Haşim Kılıç, Ermeni açılımı gündemini değiştirdi...

Haberin Devamı

AKP iktidarı gündemi belirleme açısından iki ana döneme ayrılıyor...

On yıllık birinci dönem;

AKP’nin tek başına iktidar olduğu ve ülkenin gündemini tek başına belirlediği dönem... Başbakan’ın ağzından çıkan her söz “haftalarca, aylarca tartışılıyor Türkiye’de bu dönem...”

Tayyip Erdoğan gündemi değiştirmek mi istiyor?..

Kürtaj konusunu ortaya atıyor...

Lehinde ve aleyhinde kamuoyu bölünüyor, Günlerce aylarca sürüyor bu tartışma...

O bitti mi içkili mekanların nerelerde olacağı, uçaklarda içki içilip içilmeyeceği meselesine giriliyor...

Yine aylarca bu sefer bu konu gündemde tutuluyor...

Yasa için haftalarca hararetli tartışmalar yapılıyor...
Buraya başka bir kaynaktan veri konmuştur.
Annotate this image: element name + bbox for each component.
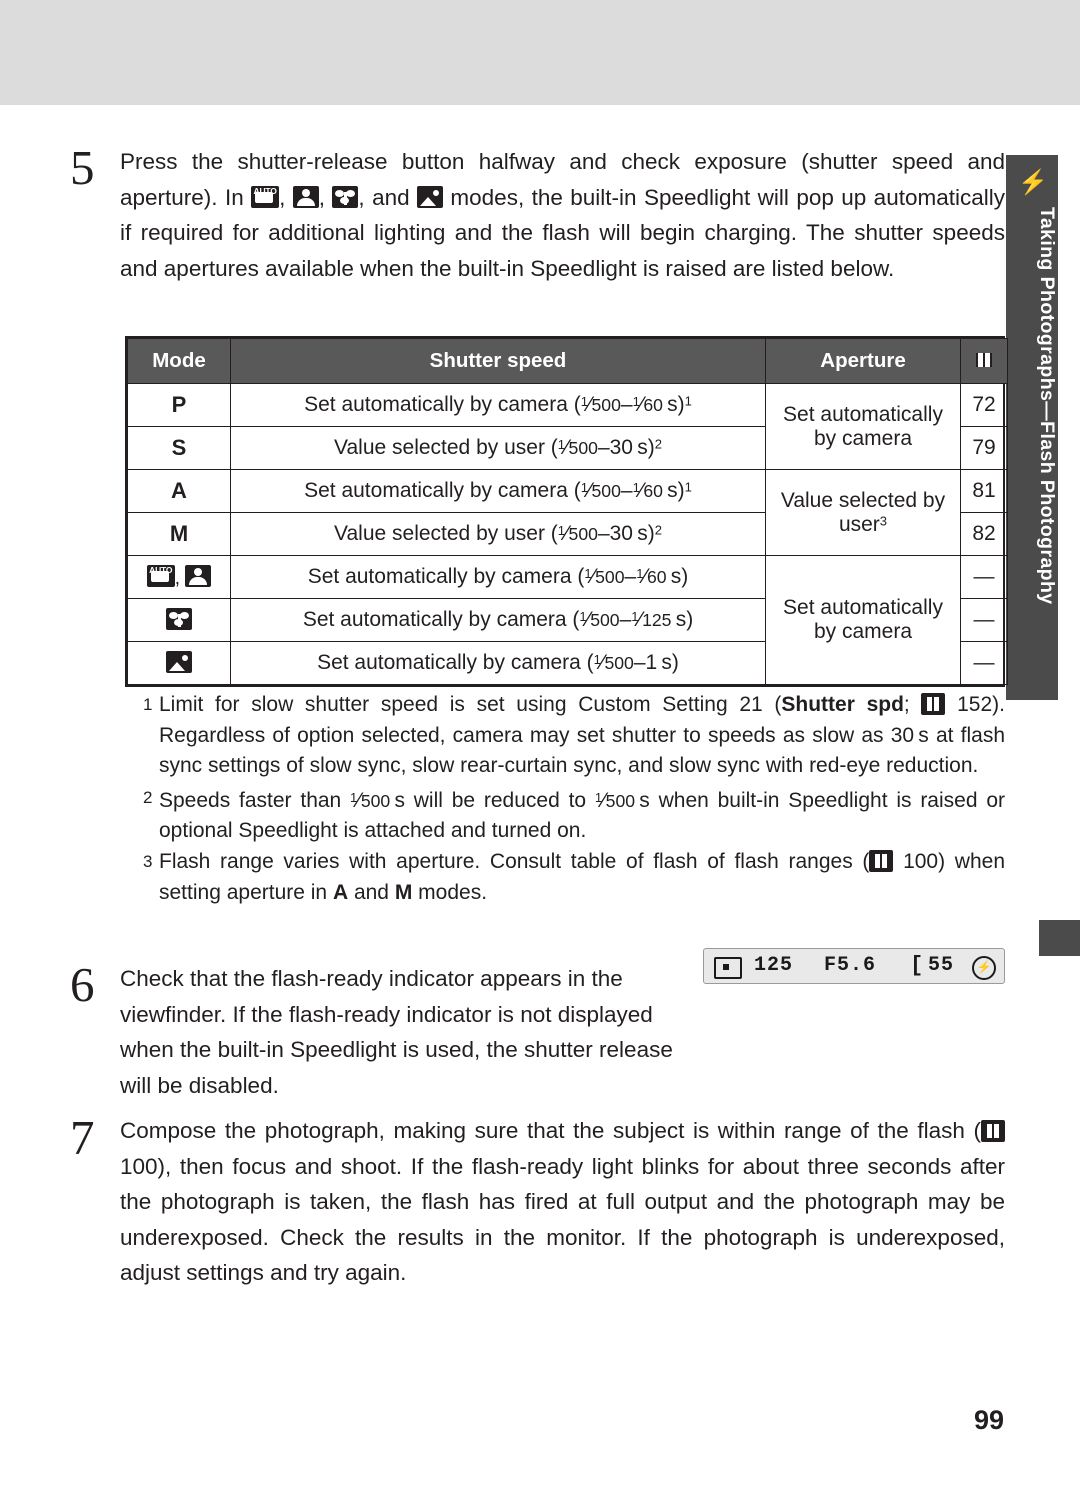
row-page-p: 72	[960, 383, 1008, 427]
table-row: A Set automatically by camera (1⁄500–1⁄6…	[127, 469, 1008, 556]
footnote-1-text: Limit for slow shutter speed is set usin…	[159, 693, 1005, 777]
macro-mode-icon	[332, 185, 359, 208]
aperture-cell-user: Value selected by user3	[765, 469, 961, 556]
viewfinder-bracket: [	[910, 953, 925, 978]
manual-page: ⚡ Taking Photographs—Flash Photography 5…	[0, 0, 1080, 1486]
table-row: AUTO, Set automatically by camera (1⁄500…	[127, 555, 1008, 685]
row-mode-macro	[127, 598, 231, 642]
footnote-1-number: 1	[143, 695, 153, 714]
row-page-macro: —	[960, 598, 1008, 642]
side-page-marker	[1039, 920, 1080, 956]
auto-mode-icon: AUTO	[251, 185, 280, 208]
step-6-text: Check that the flash-ready indicator app…	[120, 966, 673, 1098]
row-mode-a: A	[127, 469, 231, 513]
step-7-text-part-2: 100), then focus and shoot. If the flash…	[120, 1153, 1005, 1286]
row-mode-s: S	[127, 426, 231, 470]
book-icon	[921, 693, 946, 715]
step-5-number: 5	[70, 140, 95, 195]
footnote-2-text: Speeds faster than 1⁄500 s will be reduc…	[159, 788, 1005, 842]
header-mode: Mode	[127, 338, 231, 384]
row-shutter-macro: Set automatically by camera (1⁄500–1⁄125…	[230, 598, 766, 642]
header-page-icon	[960, 338, 1008, 384]
book-icon	[981, 1120, 1005, 1142]
step-6-number: 6	[70, 957, 95, 1012]
step-5-sep-3: , and	[358, 184, 418, 210]
footnote-3-number: 3	[143, 852, 153, 872]
side-tab-label: Taking Photographs—Flash Photography	[1036, 207, 1058, 605]
aperture-cell-auto-2: Set automatically by camera	[765, 555, 961, 685]
footnote-3: 3 Flash range varies with aperture. Cons…	[143, 847, 1005, 908]
step-5-sep-2: ,	[318, 184, 333, 210]
step-5-text: Press the shutter-release button halfway…	[120, 144, 1005, 286]
viewfinder-shutter-speed: 125	[754, 954, 794, 977]
step-7-text-part-1: Compose the photograph, making sure that…	[120, 1118, 981, 1143]
step-5-sep-1: ,	[279, 184, 293, 210]
row-page-m: 82	[960, 512, 1008, 556]
aperture-cell-auto-1: Set automatically by camera	[765, 383, 961, 470]
page-number: 99	[973, 1405, 1004, 1435]
footnote-1: 1 Limit for slow shutter speed is set us…	[143, 690, 1005, 782]
row-shutter-night: Set automatically by camera (1⁄500–1 s)	[230, 641, 766, 685]
focus-box-icon	[714, 957, 742, 979]
step-7-text: Compose the photograph, making sure that…	[120, 1113, 1005, 1291]
viewfinder-frame-count: 55	[928, 954, 955, 977]
viewfinder-display: 125 F5.6 [ 55	[703, 948, 1005, 984]
row-shutter-a: Set automatically by camera (1⁄500–1⁄60 …	[230, 469, 766, 513]
row-page-a: 81	[960, 469, 1008, 513]
portrait-mode-icon	[185, 564, 212, 587]
row-page-auto-portrait: —	[960, 555, 1008, 599]
flash-icon: ⚡	[1018, 169, 1048, 196]
macro-mode-icon	[166, 607, 192, 630]
row-mode-p: P	[127, 383, 231, 427]
section-side-tab: ⚡ Taking Photographs—Flash Photography	[1006, 155, 1058, 700]
portrait-mode-icon	[292, 185, 319, 208]
footnote-2: 2 Speeds faster than 1⁄500 s will be red…	[143, 783, 1005, 847]
row-page-night: —	[960, 641, 1008, 685]
row-page-s: 79	[960, 426, 1008, 470]
header-shutter-speed: Shutter speed	[230, 338, 766, 384]
row-shutter-p: Set automatically by camera (1⁄500–1⁄60 …	[230, 383, 766, 427]
night-portrait-mode-icon	[417, 185, 444, 208]
night-portrait-mode-icon	[166, 650, 192, 673]
footnote-3-text: Flash range varies with aperture. Consul…	[159, 850, 1005, 904]
table-header-row: Mode Shutter speed Aperture	[127, 338, 1008, 384]
row-shutter-auto-portrait: Set automatically by camera (1⁄500–1⁄60 …	[230, 555, 766, 599]
header-aperture: Aperture	[765, 338, 961, 384]
footnote-2-number: 2	[143, 787, 153, 807]
step-7-number: 7	[70, 1110, 95, 1165]
footnotes: 1 Limit for slow shutter speed is set us…	[125, 690, 1005, 908]
row-mode-m: M	[127, 512, 231, 556]
table-row: P Set automatically by camera (1⁄500–1⁄6…	[127, 383, 1008, 470]
row-mode-auto-portrait: AUTO,	[127, 555, 231, 599]
flash-ready-icon	[972, 956, 996, 980]
row-mode-night	[127, 641, 231, 685]
row-shutter-s: Value selected by user (1⁄500–30 s)2	[230, 426, 766, 470]
row-shutter-m: Value selected by user (1⁄500–30 s)2	[230, 512, 766, 556]
exposure-table: Mode Shutter speed Aperture P Set automa…	[125, 336, 1008, 687]
viewfinder-aperture: F5.6	[824, 954, 877, 977]
page-top-band	[0, 0, 1080, 105]
book-icon	[869, 850, 894, 873]
auto-mode-icon: AUTO	[146, 564, 175, 587]
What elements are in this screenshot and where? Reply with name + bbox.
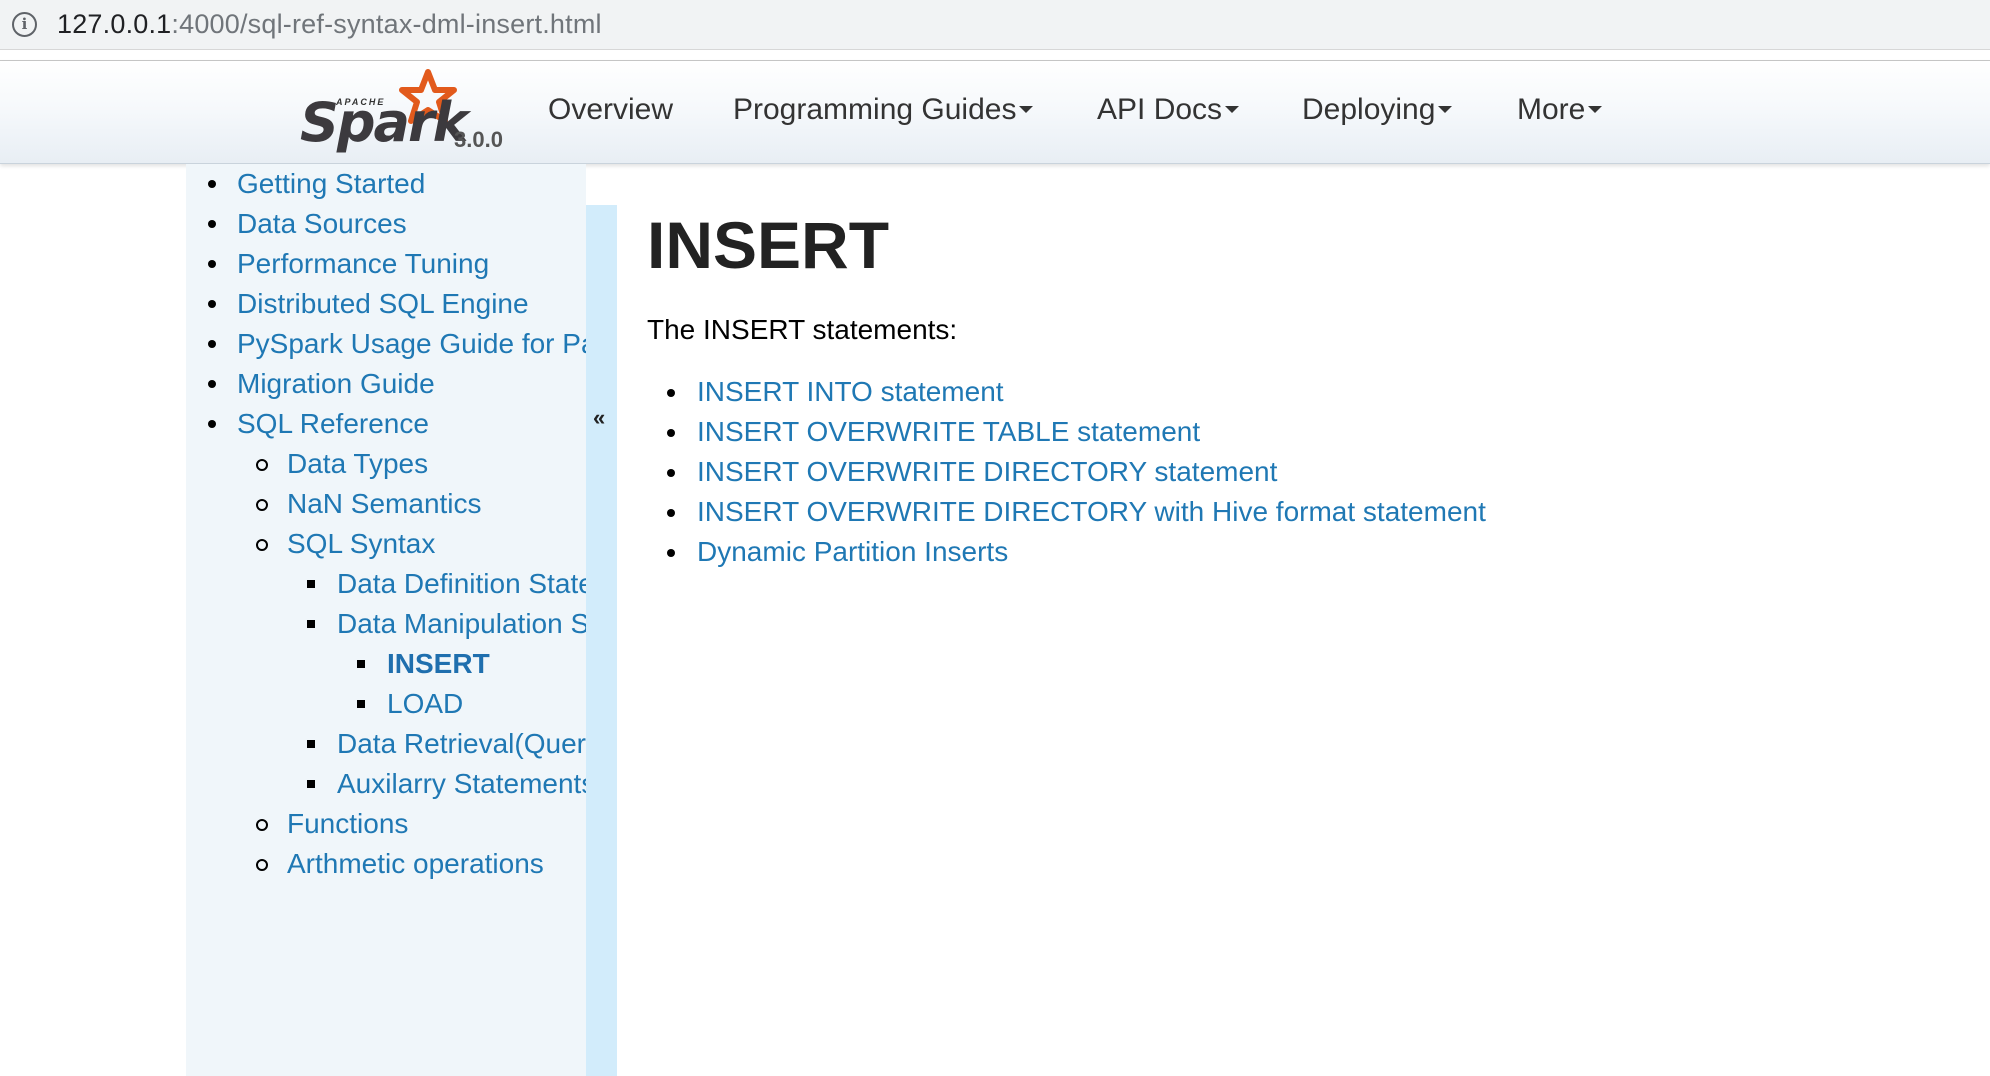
nav-programming-guides-label: Programming Guides	[733, 93, 1017, 126]
sidebar-link-insert[interactable]: INSERT	[387, 648, 490, 679]
sidebar-item-auxilarry-statements: Auxilarry Statements	[186, 764, 586, 804]
sidebar-item-sql-syntax: SQL Syntax	[186, 524, 586, 564]
caret-down-icon	[1225, 105, 1240, 113]
info-icon[interactable]: i	[12, 12, 37, 37]
nav-overview[interactable]: Overview	[548, 93, 673, 127]
sidebar-link-pyspark-usage-guide[interactable]: PySpark Usage Guide for Pandas with Apac…	[237, 328, 586, 359]
brand-name: Spark	[300, 91, 469, 154]
caret-down-icon	[1588, 105, 1603, 113]
page-title: INSERT	[647, 208, 890, 282]
version-label: 3.0.0	[454, 127, 503, 152]
sidebar-item-ddl-statements: Data Definition Statements	[186, 564, 586, 604]
nav-deploying-label: Deploying	[1302, 93, 1436, 126]
sidebar-item-load: LOAD	[186, 684, 586, 724]
link-insert-overwrite-directory[interactable]: INSERT OVERWRITE DIRECTORY statement	[697, 456, 1277, 487]
spark-logo[interactable]: APACHE Spark 3.0.0	[298, 69, 523, 159]
nav-programming-guides[interactable]: Programming Guides	[733, 93, 1034, 127]
caret-down-icon	[1019, 105, 1034, 113]
sidebar-link-nan-semantics[interactable]: NaN Semantics	[287, 488, 482, 519]
link-insert-overwrite-table[interactable]: INSERT OVERWRITE TABLE statement	[697, 416, 1200, 447]
sidebar-link-auxilarry-statements[interactable]: Auxilarry Statements	[337, 768, 586, 799]
list-item: INSERT OVERWRITE TABLE statement	[647, 412, 1486, 452]
nav-more-label: More	[1517, 93, 1586, 126]
link-insert-into[interactable]: INSERT INTO statement	[697, 376, 1004, 407]
sidebar-link-distributed-sql-engine[interactable]: Distributed SQL Engine	[237, 288, 529, 319]
sidebar-nav: Getting Started Data Sources Performance…	[186, 164, 586, 1076]
list-item: INSERT OVERWRITE DIRECTORY with Hive for…	[647, 492, 1486, 532]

12 Eylül, 28 Şubat darbe, darbeciler, medya, manşetler, türban değişmez gündem konuları...

Başbakan bu konuları ortaya atınca, olayın karşısında ve yanındaki her kesim durum karşısında damardan tetikleniyor...

Hararetle tartışmaya ve kavgaya başlıyor...

CHP’nin tek parti dönemi uygulamaları, Dersim’de yaşananlar bir başka hararet noktası Başbakan’ın gündeminin...

Bu türden hassas polemik konuları toplumu ve siyaseti tetikliyor ve tartıştırıyor...

***


Tüm televizyon kanalları ve gazetelerde yapılan tartışmaların, polemiklerin tek bir ortak noktası var...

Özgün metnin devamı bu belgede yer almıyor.